Here are some things you may not know about home loans:
Rates fluctuate daily
If you’re looking for a new home, you may be checking mortgage rates as often as some people check their Twitter feeds, but rates fluctuate daily. Know that the rate you see today may be different than the one you actually get when you get approved for your loan.
The cheapest interest rate does not guarantee the cheapest loan
An adjustable-rate mortgages (ARM), which can be the loan boasting the lowest interest rate, may not have the lowest rate a few years down the line after it adjusts. Understanding the terms of when you are subject to an interest rate change and what the limitations to those changes is important.
A fixed-interest rate mortgage can ultimately cost you more
A fixed-rate mortgage can have a higher interest rate, however it would not be subject to a future change later in your term. If rates drop further throughout your loan’s term though, you won’t be able to take advantage of the new rates unless you refinance. In the event that you wished to refinance, you may be subject to another set of closing costs.
A lower credit score will cost the borrower
A high credit score can translate into tens of thousands of dollars in interest payments saved over the life of a home loan. A credit score difference of 100 points can increase a monthly mortgage payment by $150 or more.

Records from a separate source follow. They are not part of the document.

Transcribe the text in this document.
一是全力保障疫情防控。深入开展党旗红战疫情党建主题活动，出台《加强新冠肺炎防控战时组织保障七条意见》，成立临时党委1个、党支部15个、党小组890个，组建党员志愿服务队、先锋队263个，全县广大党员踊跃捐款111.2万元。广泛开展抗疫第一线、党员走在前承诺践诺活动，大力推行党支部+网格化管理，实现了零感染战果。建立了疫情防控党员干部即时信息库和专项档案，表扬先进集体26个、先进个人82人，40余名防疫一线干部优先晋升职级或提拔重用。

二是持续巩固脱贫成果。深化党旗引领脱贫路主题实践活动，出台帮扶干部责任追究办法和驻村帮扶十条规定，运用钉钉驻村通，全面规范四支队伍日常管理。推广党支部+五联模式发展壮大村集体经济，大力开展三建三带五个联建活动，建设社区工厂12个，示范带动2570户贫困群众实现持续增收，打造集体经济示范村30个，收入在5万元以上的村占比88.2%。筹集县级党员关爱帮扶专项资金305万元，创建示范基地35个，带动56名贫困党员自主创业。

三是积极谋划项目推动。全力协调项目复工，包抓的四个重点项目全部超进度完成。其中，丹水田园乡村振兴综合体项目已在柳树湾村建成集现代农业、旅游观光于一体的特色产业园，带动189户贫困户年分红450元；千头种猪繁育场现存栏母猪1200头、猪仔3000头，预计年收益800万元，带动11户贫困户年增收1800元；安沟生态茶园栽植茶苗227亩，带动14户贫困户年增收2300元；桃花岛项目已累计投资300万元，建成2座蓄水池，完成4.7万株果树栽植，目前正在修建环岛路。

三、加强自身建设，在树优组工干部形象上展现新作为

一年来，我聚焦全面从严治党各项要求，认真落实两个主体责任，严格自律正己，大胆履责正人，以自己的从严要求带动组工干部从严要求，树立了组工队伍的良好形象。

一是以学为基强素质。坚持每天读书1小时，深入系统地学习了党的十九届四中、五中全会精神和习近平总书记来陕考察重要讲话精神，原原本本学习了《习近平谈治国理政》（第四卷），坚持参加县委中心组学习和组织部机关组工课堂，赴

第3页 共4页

The housing market impacts rates
Lenders need to turn a profit from their loans, which means the higher the volume of loans they process, the less they need to earn from each one to remain profitable. When the housing market is booming, and lenders are granting loans on a frequent basis, they will be more inclined to offer lower interest rates to borrowers.
You can have your mortgage payments automated
Missing a mortgage payment or paying it late can have serious consequences. Avoid that by signing up to have your monthly mortgage payments automatically deducted from your checking account.